Basic Tools for Data Analysis
Type:
Elective course (Comparative Politics of Eurasia)
Area of studies:
Political Science
When:
1 year, 1 module
Mode of studies:
offline
Open to:
students of one campus
Instructors:
Nikita Zubarev
Master’s programme:
Comparative Politics of Eurasia
Language:
English
ECTS credits:
3
Course Syllabus
Abstract
This course introduces students to the fundamental tools and techniques used in data analysis, providing a solid foundation for understanding and interpreting data. Through hands-on activities and practical exercises, participants will learn how to collect, clean, analyze, and visualize data using popular software tools such as Excel, R, and Python.
Learning Objectives
- The class aims to introduce students to foundations of exploratory data analysis, vizualization, data wrangling, and basics of statistical inference.

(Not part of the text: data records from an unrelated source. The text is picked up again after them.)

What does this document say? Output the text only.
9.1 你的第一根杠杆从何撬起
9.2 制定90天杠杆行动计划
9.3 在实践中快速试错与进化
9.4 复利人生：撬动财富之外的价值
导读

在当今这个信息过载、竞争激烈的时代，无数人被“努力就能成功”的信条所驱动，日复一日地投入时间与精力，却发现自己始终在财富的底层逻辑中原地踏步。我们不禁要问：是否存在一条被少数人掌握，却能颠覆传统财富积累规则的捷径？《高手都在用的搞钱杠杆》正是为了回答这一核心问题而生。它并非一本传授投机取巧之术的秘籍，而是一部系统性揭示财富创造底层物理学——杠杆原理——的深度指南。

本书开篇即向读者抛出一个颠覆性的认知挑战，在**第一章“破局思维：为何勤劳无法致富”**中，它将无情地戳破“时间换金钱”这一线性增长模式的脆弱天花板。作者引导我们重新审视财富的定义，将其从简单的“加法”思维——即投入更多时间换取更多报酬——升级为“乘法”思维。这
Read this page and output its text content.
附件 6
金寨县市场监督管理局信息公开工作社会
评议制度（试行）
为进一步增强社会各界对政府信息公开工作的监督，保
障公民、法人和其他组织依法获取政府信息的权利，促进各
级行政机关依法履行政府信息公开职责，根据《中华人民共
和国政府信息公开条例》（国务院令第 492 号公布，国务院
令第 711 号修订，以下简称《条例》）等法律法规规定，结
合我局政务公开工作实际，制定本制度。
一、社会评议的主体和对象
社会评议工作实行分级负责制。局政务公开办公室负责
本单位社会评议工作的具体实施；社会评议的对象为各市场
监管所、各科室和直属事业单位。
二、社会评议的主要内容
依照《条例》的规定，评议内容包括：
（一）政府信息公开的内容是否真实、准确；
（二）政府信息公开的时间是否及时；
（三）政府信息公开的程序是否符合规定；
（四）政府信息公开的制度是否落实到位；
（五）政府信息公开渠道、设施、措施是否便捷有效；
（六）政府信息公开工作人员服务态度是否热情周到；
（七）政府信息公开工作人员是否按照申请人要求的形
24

Expected Learning Outcomes
- The ability to create a PowerPoint presentation that will follow current design trends
- Students are familiar with navigating in Excel, filtering, and sorting data. Basic functions: sum, average, count, max, min, Absolute and relative references, Subtotal, if, sumif, Syntaxis of functions
- Students are able to use the following features of excel: AND, OR, NOT, IFS, and nested IF functions; Pivot tables, slices; Vlookup function; Visualise data; Merging tables.
- Students are familiar with syntaxis of R, ways of getting help; notions of objects, vectors, and types of data in R. They can code basic contingency tables. Students can use main function from dplyr.

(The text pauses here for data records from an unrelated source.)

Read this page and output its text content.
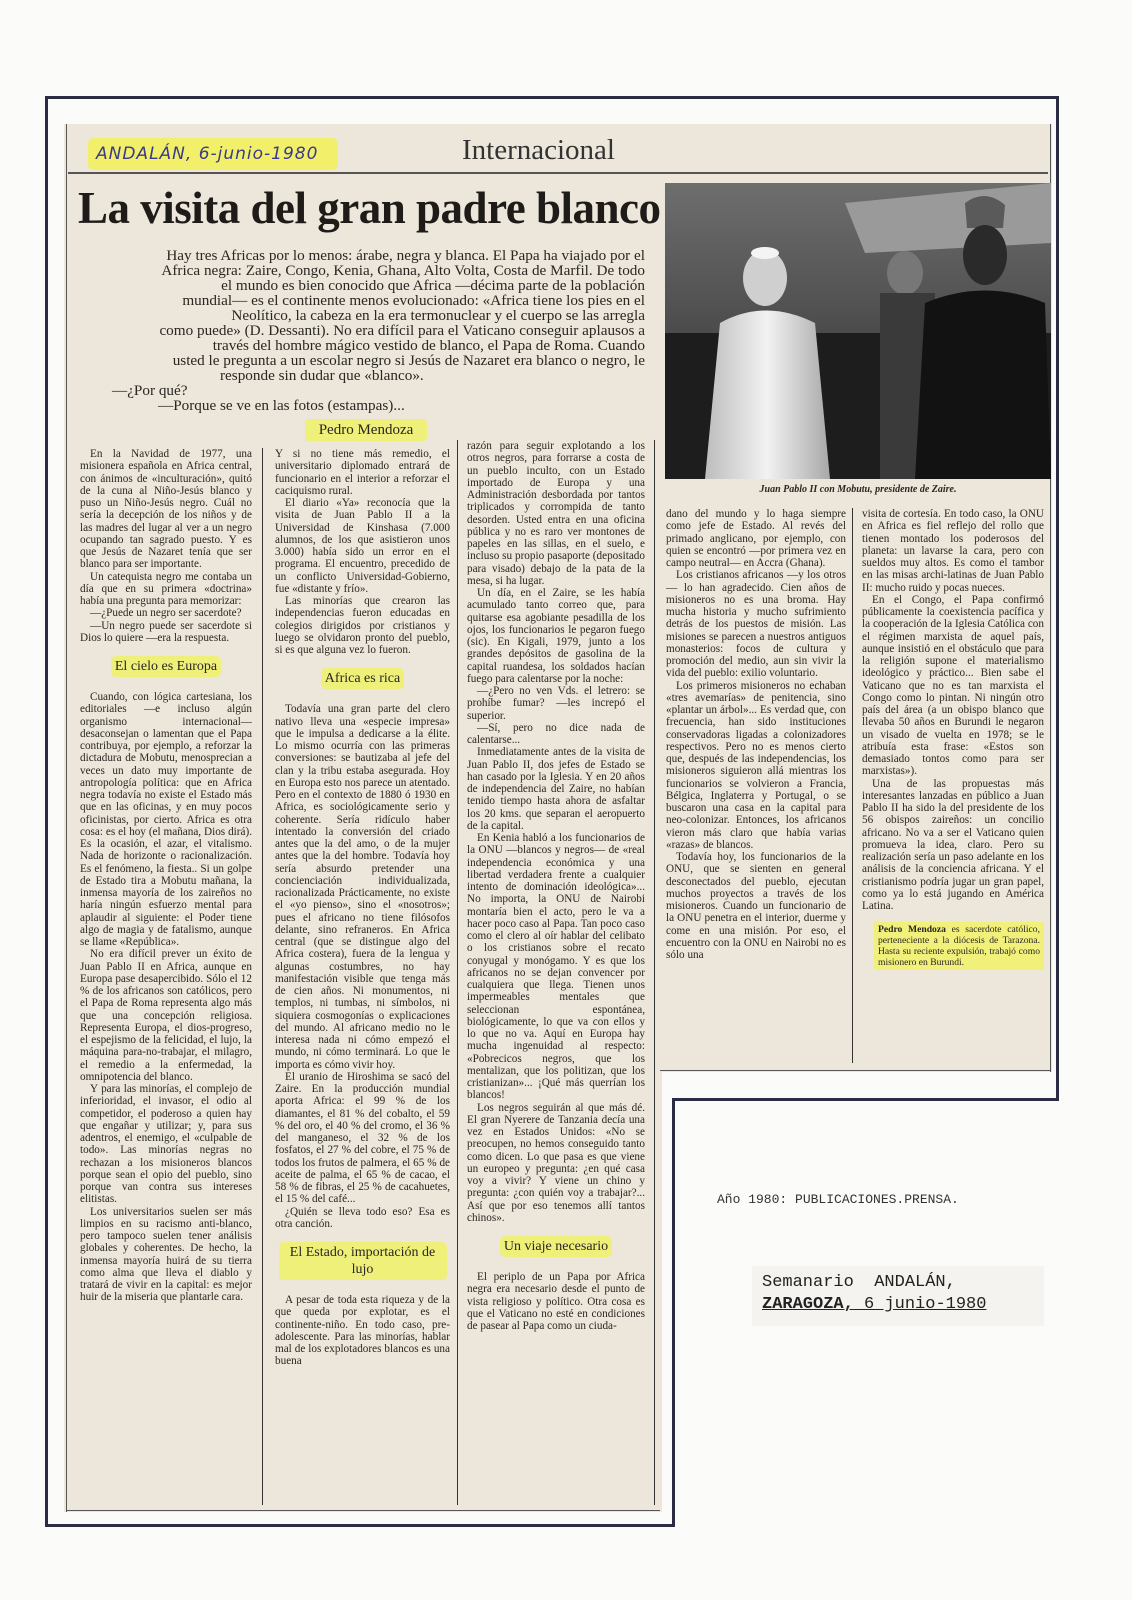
ANDALÁN, 6-junio-1980	Internacional
La visita del gran padre blanco

Hay tres Africas por lo menos: árabe, negra y blanca. El Papa ha viajado por el

Africa negra: Zaire, Congo, Kenia, Ghana, Alto Volta, Costa de Marfil. De todo

el mundo es bien conocido que Africa —décima parte de la población

mundial— es el continente menos evolucionado: «Africa tiene los pies en el

Neolítico, la cabeza en la era termonuclear y el cuerpo se las arregla

como puede» (D. Dessanti). No era difícil para el Vaticano conseguir aplausos a

través del hombre mágico vestido de blanco, el Papa de Roma. Cuando

usted le pregunta a un escolar negro si Jesús de Nazaret era blanco o negro, le

responde sin dudar que «blanco».

—¿Por qué?

—Porque se ve en las fotos (estampas)...

Pedro Mendoza
Juan Pablo II con Mobutu, presidente de Zaire.

En la Navidad de 1977, una misionera española en Africa central, con ánimos de «inculturación», quitó de la cuna al Niño-Jesús blanco y puso un Niño-Jesús negro. Cuál no sería la decepción de los niños y de las madres del lugar al ver a un negro ocupando tan sagrado puesto. Y es que Jesús de Nazaret tenía que ser blanco para ser importante.

Un catequista negro me contaba un día que en su primera «doctrina» había una pregunta para memorizar:

—¿Puede un negro ser sacerdote?

—Un negro puede ser sacerdote si Dios lo quiere —era la respuesta.

El cielo es Europa

Cuando, con lógica cartesiana, los editoriales —e incluso algún organismo internacional— desaconsejan o lamentan que el Papa contribuya, por ejemplo, a reforzar la dictadura de Mobutu, menosprecian a veces un dato muy importante de antropología política: que en Africa negra todavía no existe el Estado más que en las oficinas, y en muy pocos oficinistas, por cierto. Africa es otra cosa: es el hoy (el mañana, Dios dirá). Es la ocasión, el azar, el vitalismo. Nada de horizonte o racionalización. Es el fenómeno, la fiesta.. Si un golpe de Estado tira a Mobutu mañana, la inmensa mayoría de los zaireños no haría ningún esfuerzo mental para aplaudir al siguiente: el Poder tiene algo de magia y de fatalismo, aunque se llame «República».

No era difícil prever un éxito de Juan Pablo II en Africa, aunque en Europa pase desapercibido. Sólo el 12 % de los africanos son católicos, pero el Papa de Roma representa algo más que una concepción religiosa. Representa Europa, el dios-progreso, el espejismo de la felicidad, el lujo, la máquina para-no-trabajar, el milagro, el remedio a la enfermedad, la omnipotencia del blanco.

Y para las minorías, el complejo de inferioridad, el invasor, el odio al competidor, el poderoso a quien hay que engañar y utilizar; y, para sus adentros, el enemigo, el «culpable de todo». Las minorías negras no rechazan a los misioneros blancos porque sean el opio del pueblo, sino porque van contra sus intereses elitistas.

Los universitarios suelen ser más limpios en su racismo anti-blanco, pero tampoco suelen tener análisis globales y coherentes. De hecho, la inmensa mayoría huirá de su tierra como alma que lleva el diablo y tratará de vivir en la capital: es mejor huir de la miseria que plantarle cara.

Y si no tiene más remedio, el universitario diplomado entrará de funcionario en el interior a reforzar el caciquismo rural.

El diario «Ya» reconocía que la visita de Juan Pablo II a la Universidad de Kinshasa (7.000 alumnos, de los que asistieron unos 3.000) había sido un error en el programa. El encuentro, precedido de un conflicto Universidad-Gobierno, fue «distante y frío».

Las minorías que crearon las independencias fueron educadas en colegios dirigidos por cristianos y luego se olvidaron pronto del pueblo, si es que alguna vez lo fueron.

Africa es rica

Todavía una gran parte del clero nativo lleva una «especie impresa» que le impulsa a dedicarse a la élite. Lo mismo ocurría con las primeras conversiones: se bautizaba al jefe del clan y la tribu estaba asegurada. Hoy en Europa esto nos parece un atentado. Pero en el contexto de 1880 ó 1930 en Africa, es sociológicamente serio y coherente. Sería ridículo haber intentado la conversión del criado antes que la del amo, o de la mujer antes que la del hombre. Todavía hoy sería absurdo pretender una concienciación individualizada, racionalizada Prácticamente, no existe el «yo pienso», sino el «nosotros»; pues el africano no tiene filósofos delante, sino refraneros. En Africa central (que se distingue algo del Africa costera), fuera de la lengua y algunas costumbres, no hay manifestación visible que tenga más de cien años. Ni monumentos, ni templos, ni tumbas, ni símbolos, ni siquiera cosmogonías o explicaciones del mundo. Al africano medio no le interesa nada ni cómo empezó el mundo, ni cómo terminará. Lo que le importa es cómo vivir hoy.

El uranio de Hiroshima se sacó del Zaire. En la producción mundial aporta Africa: el 99 % de los diamantes, el 81 % del cobalto, el 59 % del oro, el 40 % del cromo, el 36 % del manganeso, el 32 % de los fosfatos, el 27 % del cobre, el 75 % de todos los frutos de palmera, el 65 % de aceite de palma, el 65 % de cacao, el 58 % de fibras, el 25 % de cacahuetes, el 15 % del café...

¿Quién se lleva todo eso? Esa es otra canción.

El Estado, importación de lujo

A pesar de toda esta riqueza y de la que queda por explotar, es el continente-niño. En todo caso, pre-adolescente. Para las minorías, hablar mal de los explotadores blancos es una buena

razón para seguir explotando a los otros negros, para forrarse a costa de un pueblo inculto, con un Estado importado de Europa y una Administración desbordada por tantos triplicados y corrompida de tanto desorden. Usted entra en una oficina pública y no es raro ver montones de papeles en las sillas, en el suelo, e incluso su propio pasaporte (depositado para visado) debajo de la pata de la mesa, si ha lugar.

Un día, en el Zaire, se les había acumulado tanto correo que, para quitarse esa agobiante pesadilla de los ojos, los funcionarios le pegaron fuego (sic). En Kigali, 1979, junto a los grandes depósitos de gasolina de la capital ruandesa, los soldados hacían fuego para calentarse por la noche:

—¿Pero no ven Vds. el letrero: se prohíbe fumar? —les increpó el superior.

—Sí, pero no dice nada de calentarse...

Inmediatamente antes de la visita de Juan Pablo II, dos jefes de Estado se han casado por la Iglesia. Y en 20 años de independencia del Zaire, no habían tenido tiempo hasta ahora de asfaltar los 20 kms. que separan el aeropuerto de la capital.

En Kenia habló a los funcionarios de la ONU —blancos y negros— de «real independencia económica y una libertad verdadera frente a cualquier intento de dominación ideológica»... No importa, la ONU de Nairobi montaría bien el acto, pero le va a hacer poco caso al Papa. Tan poco caso como el clero al oír hablar del celibato o los cristianos sobre el recato conyugal y monógamo. Y es que los africanos no se dejan convencer por cualquiera que llega. Tienen unos impermeables mentales que seleccionan espontánea, biológicamente, lo que va con ellos y lo que no va. Aquí en Europa hay mucha ingenuidad al respecto: «Pobrecicos negros, que los mentalizan, que los politizan, que los cristianizan»... ¡Qué más querrían los blancos!

Los negros seguirán al que más dé. El gran Nyerere de Tanzania decía una vez en Estados Unidos: «No se preocupen, no hemos conseguido tanto como dicen. Lo que pasa es que viene un europeo y pregunta: ¿en qué casa voy a vivir? Y viene un chino y pregunta: ¿con quién voy a trabajar?... Así que por eso tenemos allí tantos chinos».

Un viaje necesario

El periplo de un Papa por Africa negra era necesario desde el punto de vista religioso y político. Otra cosa es que el Vaticano no esté en condiciones de pasear al Papa como un ciuda-

dano del mundo y lo haga siempre como jefe de Estado. Al revés del primado anglicano, por ejemplo, con quien se encontró —por primera vez en campo neutral— en Accra (Ghana).

Los cristianos africanos —y los otros— lo han agradecido. Cien años de misioneros no es una broma. Hay mucha historia y mucho sufrimiento detrás de los puestos de misión. Las misiones se parecen a nuestros antiguos monasterios: focos de cultura y promoción del medio, aun sin vivir la vida del pueblo: exilio voluntario.

Los primeros misioneros no echaban «tres avemarías» de penitencia, sino «plantar un árbol»... Es verdad que, con frecuencia, han sido instituciones conservadoras ligadas a colonizadores respectivos. Pero no es menos cierto que, después de las independencias, los misioneros siguieron allá mientras los funcionarios se volvieron a Francia, Bélgica, Inglaterra y Portugal, o se buscaron una casa en la capital para neo-colonizar. Entonces, los africanos vieron más claro que había varias «razas» de blancos.

Todavía hoy, los funcionarios de la ONU, que se sienten en general desconectados del pueblo, ejecutan muchos proyectos a través de los misioneros. Cuando un funcionario de la ONU penetra en el interior, duerme y come en una misión. Por eso, el encuentro con la ONU en Nairobi no es sólo una

visita de cortesía. En todo caso, la ONU en Africa es fiel reflejo del rollo que tienen montado los poderosos del planeta: un lavarse la cara, pero con sueldos muy altos. Es como el tambor en las misas archi-latinas de Juan Pablo II: mucho ruido y pocas nueces.

En el Congo, el Papa confirmó públicamente la coexistencia pacífica y la cooperación de la Iglesia Católica con el régimen marxista de aquel país, aunque insistió en el obstáculo que para la religión supone el materialismo ideológico y práctico... Bien sabe el Vaticano que no es tan marxista el Congo como lo pintan. Ni ningún otro país del área (a un obispo blanco que llevaba 50 años en Burundi le negaron un visado de vuelta en 1978; se le atribuía esta frase: «Estos son demasiado tontos como para ser marxistas»).

Una de las propuestas más interesantes lanzadas en público a Juan Pablo II ha sido la del presidente de los 56 obispos zaireños: un concilio africano. No va a ser el Vaticano quien promueva la idea, claro. Pero su realización sería un paso adelante en los análisis de la conciencia africana. Y el cristianismo podría jugar un gran papel, como ya lo está jugando en América Latina.

Pedro Mendoza es sacerdote católico, perteneciente a la diócesis de Tarazona. Hasta su reciente expulsión, trabajó como misionero en Burundi.
Año 1980: PUBLICACIONES.PRENSA.
Semanario  ANDALÁN,
ZARAGOZA, 6 junio-1980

- Students are able to use main dplyr functions. Students are capable of creating main plot types using ggplot2. Students can calculate main descriptive statistics.
- Students are familiar with open source data such as survey projects (WVS, EVS, ESS, Barometers) and government statistics (Rosstat). Students can use function from the R package rvest to scrape tables and textual data from the web. They can use join function to combine data from different tables.

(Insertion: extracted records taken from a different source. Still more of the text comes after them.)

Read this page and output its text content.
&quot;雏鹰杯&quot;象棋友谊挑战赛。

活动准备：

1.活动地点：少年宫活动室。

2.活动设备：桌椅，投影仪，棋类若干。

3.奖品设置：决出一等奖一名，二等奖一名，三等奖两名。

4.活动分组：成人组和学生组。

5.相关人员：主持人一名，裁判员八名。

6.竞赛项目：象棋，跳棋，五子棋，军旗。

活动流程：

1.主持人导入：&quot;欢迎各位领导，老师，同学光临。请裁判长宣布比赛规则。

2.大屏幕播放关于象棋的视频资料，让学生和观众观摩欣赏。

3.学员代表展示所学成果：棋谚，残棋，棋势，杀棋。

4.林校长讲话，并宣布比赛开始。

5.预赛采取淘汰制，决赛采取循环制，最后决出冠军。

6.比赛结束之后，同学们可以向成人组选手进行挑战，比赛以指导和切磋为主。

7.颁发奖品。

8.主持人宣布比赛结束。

- Students are familiar with applications of ggplot2 in the context of working with textual data. Students can pre-process and explore a text corpus using basic text statistics and tidytext package.
- Students can identify appropriate data for fitting an OLS model. Students can check statistical assumptions for variables to be included in statistical analysis. Students can fit and interpret a basic OLS model in R. Students can present results of an OLS regression using stargazer and jtools packages.
Course Contents
- Introduction to Excel 1
- Introduction to Excel 2
- Introduction to R and Exploratory Data Analysis in R 1
- Data manipulation and vizualization
- Open source data and data scraping
- Introduction to text mining in R
- OLS Regression
- PowerPoint
Assessment Elements
- Data exploration and manipulation testsStudents will have 4 at-home tests that cover 4 main topics of this course: 1) excel, 2) exploratory data analysis in R, 3) text mining and data scraping, 4) OLS Regression
- ExamTake home project where students have to work on a problem using Excel and R. Students will provide Excel spreadsheets and R scripts for evaluation. Results of data analysis from Excel and R should be organized in a PowerPoint presentation.